Bottom line is that you always have to be aware that ANY data crossing machine boundaries with an exception of string needs to be rounded. You have to make sure your DAO layer can make use of DB metadata to hide it from the developers that are guaranteed to make the mistake.
 
Sincerely,
Anatole Tartakovsky
 
 
 
 
 

 
On 8/16/06, Jack W. Caldwell @ Zingit Technologies, Inc. <[EMAIL PROTECTED]> wrote:

Gordon:
 
I must be missing something here.  Are you saying that, for example, if I had
a datagrid with 10 rows and one of the columns has 2 digit decimal numbers
in it and I wanted to get the average of the ten numbers . . . . .
 
that we can NOT do that in AS?  That we have to send a server request and
calculate it in the server and wait for it to come back . . . .
 
I have to be missing something . . . . I hope.
 
Thanks,
 
Jack


From: [EMAIL PROTECTED]ups.com [mailto: flexcoders@yahoogroups.com] On Behalf Of Gordon Smith
Sent: Wednesday, August 16, 2006 4:22 PM
To: [EMAIL PROTECTED] ups.com
Subject: RE: [flexcoders] Re: decimal numbers in financial applications

 

Hi, Matt.

We worked closely with many enterprise customers, including financial ones, during our development phase and beta period, and support for decimal arithmetic was not a priority for them. I've also read many thousands of FlexCoders and Beta list emails during the Flex 1, 1.5, and 2 cycles, and I recall only a handful raising this issue.

Like you, I'm surprised by this. I don't know whether most Flex developers simply haven't needed decimal arithmetic for the applications they are developing, or whether they're working around the lack of it in _javascript_, ECMAScript, ActionScript, and Flex  by using some particular technique such as doing server-side computation, scaling to integers, or porting a library like you're considering.

I believe the committee designing the next version of ECMAScript, which Adobe sits on, is considering adding a decimal type to the language.

In the meantime, I think a community effort to port an open-source library would be great. Adobe would probably be happy to help make it available. However, given the relatively small percentage of our customers asking for this feature, it's unlikely that the Flex team will write or port such a library in the near future.

- Gordon


From: [EMAIL PROTECTED] ups.com [mailto:[EMAIL PROTECTED] ups.com] On Behalf Of busitech
Sent: Wednesday, August 16, 2006 11:24 AM
To: [EMAIL PROTECTED]ups.com
Subject: [flexcoders] Re: decimal numbers in financial applications

Gordon,

Thank you very much for the reply.

I'm very surprised that the decision was made at some point that
support for fixed decimal numbers was not absolutely an essential and
required part of the product and framework before release, when
targeting the enterprise customer.

We need an immediate solution beyond dumbing down the client side to
only use strings. So much functionality would be given up in that
scenario that I'd be ashamed and embarrased of our product in the end.

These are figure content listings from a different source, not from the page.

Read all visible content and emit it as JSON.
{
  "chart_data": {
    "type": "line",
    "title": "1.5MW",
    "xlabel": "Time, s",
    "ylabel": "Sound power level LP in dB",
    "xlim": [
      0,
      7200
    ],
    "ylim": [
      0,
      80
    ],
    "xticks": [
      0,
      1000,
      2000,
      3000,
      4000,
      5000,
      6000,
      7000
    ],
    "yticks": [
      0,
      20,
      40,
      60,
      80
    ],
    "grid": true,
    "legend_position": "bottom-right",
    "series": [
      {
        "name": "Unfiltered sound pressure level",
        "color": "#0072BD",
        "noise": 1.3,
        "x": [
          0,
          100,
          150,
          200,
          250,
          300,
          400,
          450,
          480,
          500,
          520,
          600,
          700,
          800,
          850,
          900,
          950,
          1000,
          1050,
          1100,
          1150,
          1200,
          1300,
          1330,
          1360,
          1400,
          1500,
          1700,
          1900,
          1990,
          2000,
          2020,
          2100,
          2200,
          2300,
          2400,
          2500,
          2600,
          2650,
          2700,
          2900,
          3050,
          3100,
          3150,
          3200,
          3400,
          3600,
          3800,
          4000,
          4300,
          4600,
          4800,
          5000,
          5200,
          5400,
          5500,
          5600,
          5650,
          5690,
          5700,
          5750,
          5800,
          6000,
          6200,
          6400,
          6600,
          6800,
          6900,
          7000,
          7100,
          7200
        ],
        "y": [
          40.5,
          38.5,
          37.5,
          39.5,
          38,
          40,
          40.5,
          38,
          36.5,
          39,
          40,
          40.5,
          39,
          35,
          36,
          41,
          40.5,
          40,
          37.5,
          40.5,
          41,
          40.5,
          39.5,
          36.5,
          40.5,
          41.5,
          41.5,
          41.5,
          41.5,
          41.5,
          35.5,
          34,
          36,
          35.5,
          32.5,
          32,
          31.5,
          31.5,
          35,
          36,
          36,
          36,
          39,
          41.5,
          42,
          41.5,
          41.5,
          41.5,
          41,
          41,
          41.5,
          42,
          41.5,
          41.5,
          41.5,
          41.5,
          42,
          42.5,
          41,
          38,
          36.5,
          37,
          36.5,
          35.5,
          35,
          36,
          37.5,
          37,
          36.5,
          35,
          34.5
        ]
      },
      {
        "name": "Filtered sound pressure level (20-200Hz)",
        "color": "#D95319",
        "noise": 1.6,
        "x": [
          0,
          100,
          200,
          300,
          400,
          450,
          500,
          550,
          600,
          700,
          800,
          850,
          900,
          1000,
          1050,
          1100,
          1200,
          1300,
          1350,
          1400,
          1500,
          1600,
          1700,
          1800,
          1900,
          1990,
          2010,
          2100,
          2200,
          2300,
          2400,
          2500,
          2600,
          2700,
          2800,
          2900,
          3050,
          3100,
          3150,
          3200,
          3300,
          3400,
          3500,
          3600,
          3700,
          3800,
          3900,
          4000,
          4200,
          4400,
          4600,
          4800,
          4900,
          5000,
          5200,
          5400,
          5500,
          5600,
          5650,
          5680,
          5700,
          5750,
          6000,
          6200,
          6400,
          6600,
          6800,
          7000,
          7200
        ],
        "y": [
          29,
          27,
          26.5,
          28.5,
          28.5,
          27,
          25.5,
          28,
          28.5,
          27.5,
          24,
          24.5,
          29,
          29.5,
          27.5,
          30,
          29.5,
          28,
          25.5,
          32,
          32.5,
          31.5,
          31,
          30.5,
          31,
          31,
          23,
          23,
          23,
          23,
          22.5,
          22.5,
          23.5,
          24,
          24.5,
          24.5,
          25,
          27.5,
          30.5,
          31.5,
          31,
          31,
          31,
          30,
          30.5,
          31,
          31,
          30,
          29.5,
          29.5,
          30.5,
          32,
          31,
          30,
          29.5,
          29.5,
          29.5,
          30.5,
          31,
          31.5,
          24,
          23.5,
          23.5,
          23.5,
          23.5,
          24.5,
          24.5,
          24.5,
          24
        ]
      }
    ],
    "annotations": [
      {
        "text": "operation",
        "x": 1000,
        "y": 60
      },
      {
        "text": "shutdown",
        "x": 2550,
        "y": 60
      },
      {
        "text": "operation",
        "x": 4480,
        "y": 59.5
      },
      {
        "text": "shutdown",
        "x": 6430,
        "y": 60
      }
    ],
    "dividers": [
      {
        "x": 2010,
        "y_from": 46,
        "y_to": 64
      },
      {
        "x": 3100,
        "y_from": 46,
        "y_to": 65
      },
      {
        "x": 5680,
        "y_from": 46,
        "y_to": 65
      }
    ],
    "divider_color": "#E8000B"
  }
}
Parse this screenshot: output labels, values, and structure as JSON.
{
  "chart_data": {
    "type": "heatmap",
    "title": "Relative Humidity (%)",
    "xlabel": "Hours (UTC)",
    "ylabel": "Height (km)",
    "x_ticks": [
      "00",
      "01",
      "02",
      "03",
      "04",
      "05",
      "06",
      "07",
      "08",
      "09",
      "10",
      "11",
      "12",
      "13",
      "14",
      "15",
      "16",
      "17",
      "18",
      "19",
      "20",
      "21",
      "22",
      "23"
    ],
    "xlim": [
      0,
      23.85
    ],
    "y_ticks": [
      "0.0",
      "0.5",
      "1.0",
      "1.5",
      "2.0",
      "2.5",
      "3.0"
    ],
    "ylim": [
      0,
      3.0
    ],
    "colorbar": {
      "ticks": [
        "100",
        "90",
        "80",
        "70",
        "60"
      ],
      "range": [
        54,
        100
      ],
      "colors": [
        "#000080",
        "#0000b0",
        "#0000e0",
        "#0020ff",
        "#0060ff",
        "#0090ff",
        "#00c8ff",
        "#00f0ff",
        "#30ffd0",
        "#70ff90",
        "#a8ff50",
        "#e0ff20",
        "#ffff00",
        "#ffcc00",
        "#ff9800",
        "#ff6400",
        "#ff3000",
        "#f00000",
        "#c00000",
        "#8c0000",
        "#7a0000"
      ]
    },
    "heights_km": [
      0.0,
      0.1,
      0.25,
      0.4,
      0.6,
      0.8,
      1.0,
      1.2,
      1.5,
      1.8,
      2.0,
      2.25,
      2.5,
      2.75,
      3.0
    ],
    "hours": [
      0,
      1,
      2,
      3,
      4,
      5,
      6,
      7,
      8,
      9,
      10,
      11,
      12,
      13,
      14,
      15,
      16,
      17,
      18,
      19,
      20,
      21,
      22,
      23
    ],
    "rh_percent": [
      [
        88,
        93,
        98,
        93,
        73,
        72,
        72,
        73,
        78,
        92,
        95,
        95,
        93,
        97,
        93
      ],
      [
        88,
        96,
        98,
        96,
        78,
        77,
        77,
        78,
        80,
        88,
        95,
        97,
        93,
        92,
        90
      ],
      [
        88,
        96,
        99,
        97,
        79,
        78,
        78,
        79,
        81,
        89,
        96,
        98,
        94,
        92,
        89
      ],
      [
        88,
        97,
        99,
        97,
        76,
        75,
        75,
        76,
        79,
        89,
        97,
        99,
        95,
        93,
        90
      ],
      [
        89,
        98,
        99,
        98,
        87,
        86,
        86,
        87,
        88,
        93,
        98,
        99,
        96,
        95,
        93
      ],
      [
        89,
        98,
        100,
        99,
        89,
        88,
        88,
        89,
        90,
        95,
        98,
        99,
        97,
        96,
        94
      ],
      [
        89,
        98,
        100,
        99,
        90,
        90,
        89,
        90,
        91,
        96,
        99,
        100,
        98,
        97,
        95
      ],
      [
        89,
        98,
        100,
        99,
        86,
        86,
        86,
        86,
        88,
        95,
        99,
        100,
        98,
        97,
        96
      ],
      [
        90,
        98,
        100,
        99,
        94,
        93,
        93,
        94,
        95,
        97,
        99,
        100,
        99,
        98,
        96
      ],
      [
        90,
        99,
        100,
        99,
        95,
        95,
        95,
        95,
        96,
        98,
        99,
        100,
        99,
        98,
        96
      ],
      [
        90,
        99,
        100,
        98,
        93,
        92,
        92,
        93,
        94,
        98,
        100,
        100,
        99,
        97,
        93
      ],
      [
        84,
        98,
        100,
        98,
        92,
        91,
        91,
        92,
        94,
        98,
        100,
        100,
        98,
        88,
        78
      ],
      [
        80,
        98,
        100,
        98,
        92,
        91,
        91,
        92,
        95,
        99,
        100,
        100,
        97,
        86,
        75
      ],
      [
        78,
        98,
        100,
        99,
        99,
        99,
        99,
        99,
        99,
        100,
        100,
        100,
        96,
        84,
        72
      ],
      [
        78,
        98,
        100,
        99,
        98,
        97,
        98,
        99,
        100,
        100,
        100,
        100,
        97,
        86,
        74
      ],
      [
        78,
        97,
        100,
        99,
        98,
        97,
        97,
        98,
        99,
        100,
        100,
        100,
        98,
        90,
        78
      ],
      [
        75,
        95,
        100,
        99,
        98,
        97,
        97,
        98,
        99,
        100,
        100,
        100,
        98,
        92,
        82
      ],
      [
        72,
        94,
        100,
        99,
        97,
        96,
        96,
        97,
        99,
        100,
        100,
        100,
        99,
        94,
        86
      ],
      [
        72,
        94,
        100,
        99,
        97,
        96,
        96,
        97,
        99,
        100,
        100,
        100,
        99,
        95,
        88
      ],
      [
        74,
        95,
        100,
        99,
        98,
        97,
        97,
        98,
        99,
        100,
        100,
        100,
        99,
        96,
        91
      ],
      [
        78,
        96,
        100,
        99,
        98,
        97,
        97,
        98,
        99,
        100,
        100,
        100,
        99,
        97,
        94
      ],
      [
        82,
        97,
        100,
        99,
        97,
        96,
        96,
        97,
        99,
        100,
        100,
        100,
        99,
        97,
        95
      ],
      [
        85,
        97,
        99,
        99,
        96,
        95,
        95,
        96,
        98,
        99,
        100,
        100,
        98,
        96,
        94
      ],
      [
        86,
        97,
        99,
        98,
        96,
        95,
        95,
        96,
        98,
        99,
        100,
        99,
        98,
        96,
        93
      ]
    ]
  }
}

I'm considering creating a port to Actionscript of "BigDecimal for
_javascript_" which is an open source project. See
http://freshmeat.net/projects/js_bigdecimal/

Custom serialization is outlined on pg 1098 of the Developer's Guide.
I'm hoping I can extend BigDecimal and implement Externalizable,
create a new similar object in Actionscript, and get them to
serialize/deserialize correctly. Hopefully there's nothing in the
Java adapter standing in the way of making this work... Any help or
advice on this would be appreciated.

The BigDecimal is mentioned on page 1091 of the Developer's Guide as
being deserialized to both int/uint and number, with no further
explanation. As I've pointed out, BigDecimal is completely
incompatible with both of these AS types.